Il vero grande assente, però, nella riflessione di Curi, è a mio parere il lungo scritto che un giovane Michel Foucault poneva come prefazione all’articolo in cui Ludwig Binswanger, un allievo di Freud che aveva cercato di conciliare la psicanalisi con il primo esistenzialismo (cfr. L. Binswanger, Sogno ed esistenza, SE, Milano, 1993). La critica che Foucault muoveva all’intepretazione (Deutung) freudiana, intanto, era assai più puntuale e ‘costruittiva’ della semplice accusa di arbitrarietà. Foucault diceva che Freud adoperava un metodo nominalistico, per cui ad un certo oggetto o fatto corrispondeva un significato.

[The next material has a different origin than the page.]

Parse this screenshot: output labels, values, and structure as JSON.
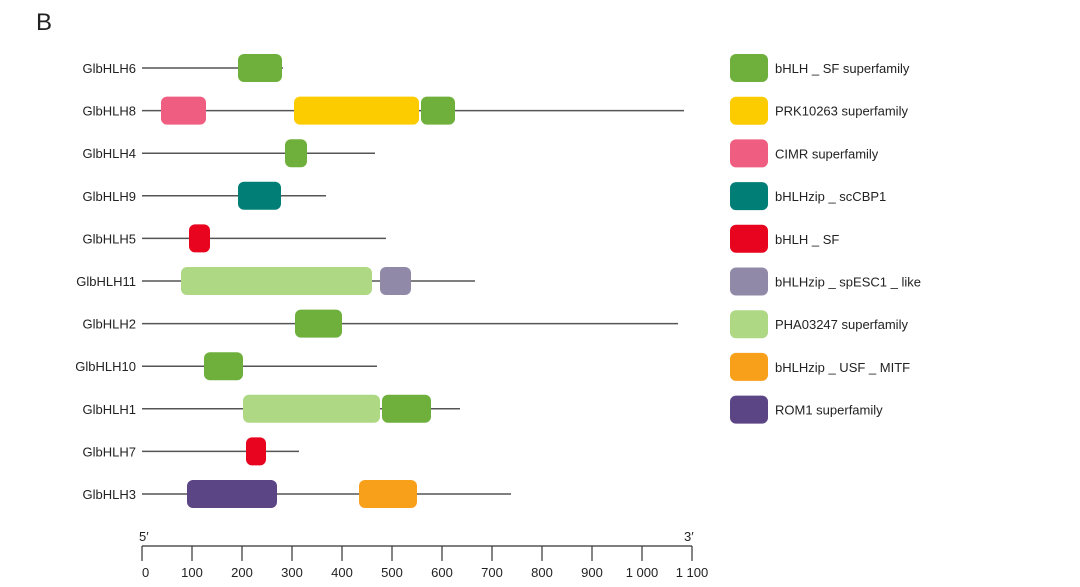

Non teneva presente, cioè, l’aspetto dinamico dell’azione rappresentata nel sogno, in altre parole il suo aspetto sintattico.
Interessante che per indicare alcune figure basiche del sogno, egli – ispirato senz'altro dai vari riferimenti di Binswanger alla letteratura classica – abbia fatto ricorso ai tre generi fondamentali della ‘letteratura’ d’Occidente: la tragedia, l’epica e la lirica, abbozzando così una sorta di antropologia estetica basata sul sogno. La dimensione spaziale della tragedia sarebbe, ad esempio, sempre quella verticale, e si incarnerebbe appunto nel movimento di chi si innalza e di chi cade; la topica del sogno tragico si distribuirebbe tra l’alto e il basso; esempi portati: dalla tragedia greca a (guarda caso) certi racconti di Kafka come Il cavaliere del secchio. Ma soprattutto questo Foucault esistenzialista non smette di dichiarare che in sogno noi sperimentiamo sempre la libertà, a prescindere dal carattere lieto o angoscioso di esso.
Non poco, per il futuro teorico della follia, del controllo e del pensiero del fuori.
Sempre più, nel nostro secolo e in quello precedente, la storia e la filosofia si sono scambiate le parti, hanno sperimentato la loro profonda affinità, hanno vorticosamente danzato. In questo vortice la psicanalisi rischia di essere travolta. Sempre più screditata sul piano epistemologico (essa, è vero, non riuscirebbe a passare l’esame di professori anche meno severi di un Karl Popper), viene d’altra parte attirata verso il luogo dell’arte da studi come quello di Jaques Rancière, che ha mostrato in modo molto convincente che il presupposto per la ‘scoperta’ freudiana dell’inconscio sia stato il formarsi del campo dell’Estetico, luogo dove pensiero e non pensiero possono coesistere (cfr. J. Rancière, L’inconscio estetico, a c. di M. Villani, Mimesis, Milano, 2016).
Ma della sorte della psicanalisi non è questo il luogo di parlare, né io potrei offrire oracoli certi – se non ispirato da un sogno profetico, di quelli che però, purtroppo, pare non si facciano più.